On a warm evening in Los Angeles, amid the roar of applause and rowdy cheers at USC’s commencement ceremony on May 12, Felicitas Reyes clutched her college diploma and wondered if she might be dreaming.
“It was what I’d wanted since forever, but it felt so surreal,” Reyes tells PEOPLE.
Reyes, who grew up in and out of foster care to escape the “roller coaster” chaos of life at home, is a statistical anomaly – and a shining example of someone who refuses to give up on a dream.
Last year, over 20,000 young women and men between the ages of 18 and 21 (it varies by state) aged-out of the foster care system, many of whom ended up losing government assistance, which further complicates the uncertainty in their already traumatic lives.
Yet only 3 percent of these kids manage to accomplish what Reyes just did – and graduate college. “I just always knew that if I wanted to make another type of life for myself, college was the only way,” she says.
For as long as Reyes can remember, life has been hard. She was born in Georgia where her Mexican immigrant father had come to look for construction work. He soon began drifting “in and out” of her life.
Her mother turned to drugs and alcohol to cope, she says. By the time she turned 6, she had already spent a year in foster care. “I can’t even remember how many schools I attended,” she recalls. “We were always moving because of evictions.”

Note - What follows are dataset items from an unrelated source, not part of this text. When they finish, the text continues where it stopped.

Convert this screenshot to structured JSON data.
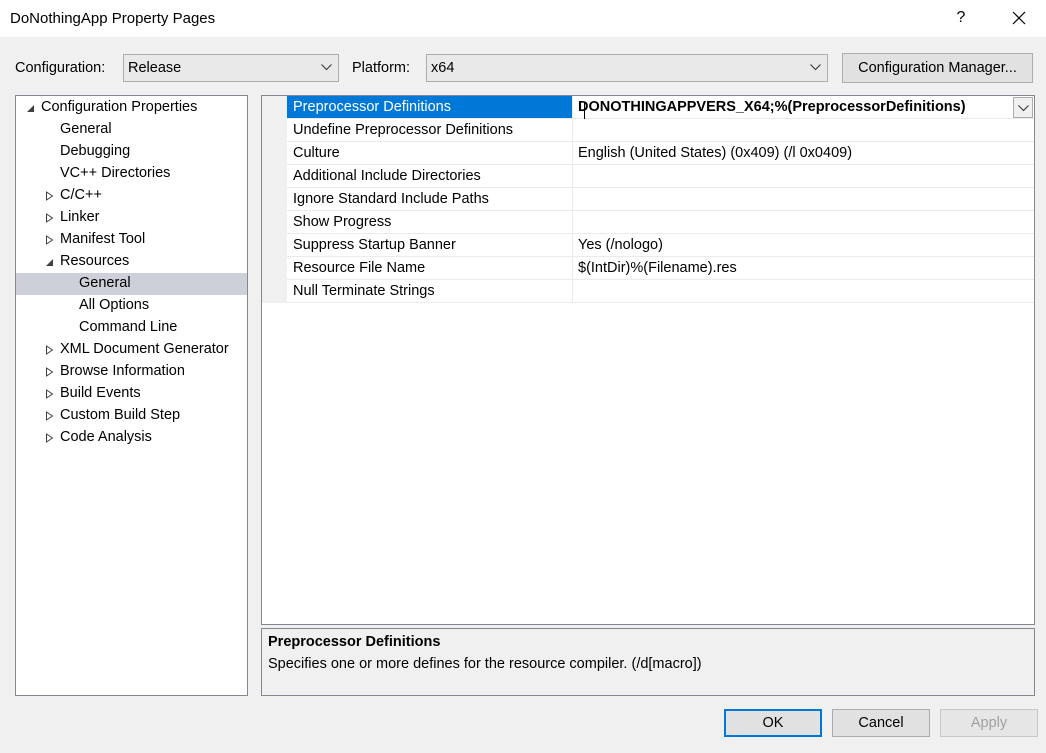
{
  "window": {
    "title": "DoNothingApp Property Pages",
    "help_label": "?"
  },
  "toolbar": {
    "configuration_label": "Configuration:",
    "configuration_value": "Release",
    "platform_label": "Platform:",
    "platform_value": "x64",
    "config_manager_label": "Configuration Manager..."
  },
  "tree": {
    "items": [
      {
        "label": "Configuration Properties",
        "level": 0,
        "expander": "expanded"
      },
      {
        "label": "General",
        "level": 1,
        "expander": "none"
      },
      {
        "label": "Debugging",
        "level": 1,
        "expander": "none"
      },
      {
        "label": "VC++ Directories",
        "level": 1,
        "expander": "none"
      },
      {
        "label": "C/C++",
        "level": 1,
        "expander": "collapsed"
      },
      {
        "label": "Linker",
        "level": 1,
        "expander": "collapsed"
      },
      {
        "label": "Manifest Tool",
        "level": 1,
        "expander": "collapsed"
      },
      {
        "label": "Resources",
        "level": 1,
        "expander": "expanded"
      },
      {
        "label": "General",
        "level": 2,
        "expander": "none",
        "selected": true
      },
      {
        "label": "All Options",
        "level": 2,
        "expander": "none"
      },
      {
        "label": "Command Line",
        "level": 2,
        "expander": "none"
      },
      {
        "label": "XML Document Generator",
        "level": 1,
        "expander": "collapsed"
      },
      {
        "label": "Browse Information",
        "level": 1,
        "expander": "collapsed"
      },
      {
        "label": "Build Events",
        "level": 1,
        "expander": "collapsed"
      },
      {
        "label": "Custom Build Step",
        "level": 1,
        "expander": "collapsed"
      },
      {
        "label": "Code Analysis",
        "level": 1,
        "expander": "collapsed"
      }
    ]
  },
  "properties": [
    {
      "name": "Preprocessor Definitions",
      "value": "DONOTHINGAPPVERS_X64;%(PreprocessorDefinitions)",
      "selected": true
    },
    {
      "name": "Undefine Preprocessor Definitions",
      "value": ""
    },
    {
      "name": "Culture",
      "value": "English (United States) (0x409) (/l 0x0409)"
    },
    {
      "name": "Additional Include Directories",
      "value": ""
    },
    {
      "name": "Ignore Standard Include Paths",
      "value": ""
    },
    {
      "name": "Show Progress",
      "value": ""
    },
    {
      "name": "Suppress Startup Banner",
      "value": "Yes (/nologo)"
    },
    {
      "name": "Resource File Name",
      "value": "$(IntDir)%(Filename).res"
    },
    {
      "name": "Null Terminate Strings",
      "value": ""
    }
  ],
  "description": {
    "title": "Preprocessor Definitions",
    "text": "Specifies one or more defines for the resource compiler. (/d[macro])"
  },
  "buttons": {
    "ok": "OK",
    "cancel": "Cancel",
    "apply": "Apply"
  },
  "colors": {
    "selection_blue": "#0078d7",
    "tree_selection": "#cdd0d8",
    "dialog_bg": "#f0f0f0"
  }
}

In 2003, the then 9-year-old boarded a Greyhound bus with her mother and siblings and traveled to Orange County, California, where her mother’s family lived. They bounced around between homeless shelters and cheap motels before social workers stepped in and placed all eight kids in a group home.
The siblings were eventually sent to live with various foster parents, only to be returned to their mother, who often struggled to hold down a job while fighting to stay sober. Before long, the siblings were taken away from her again.
“It was a cycle that just kept repeating itself,” Reyes says.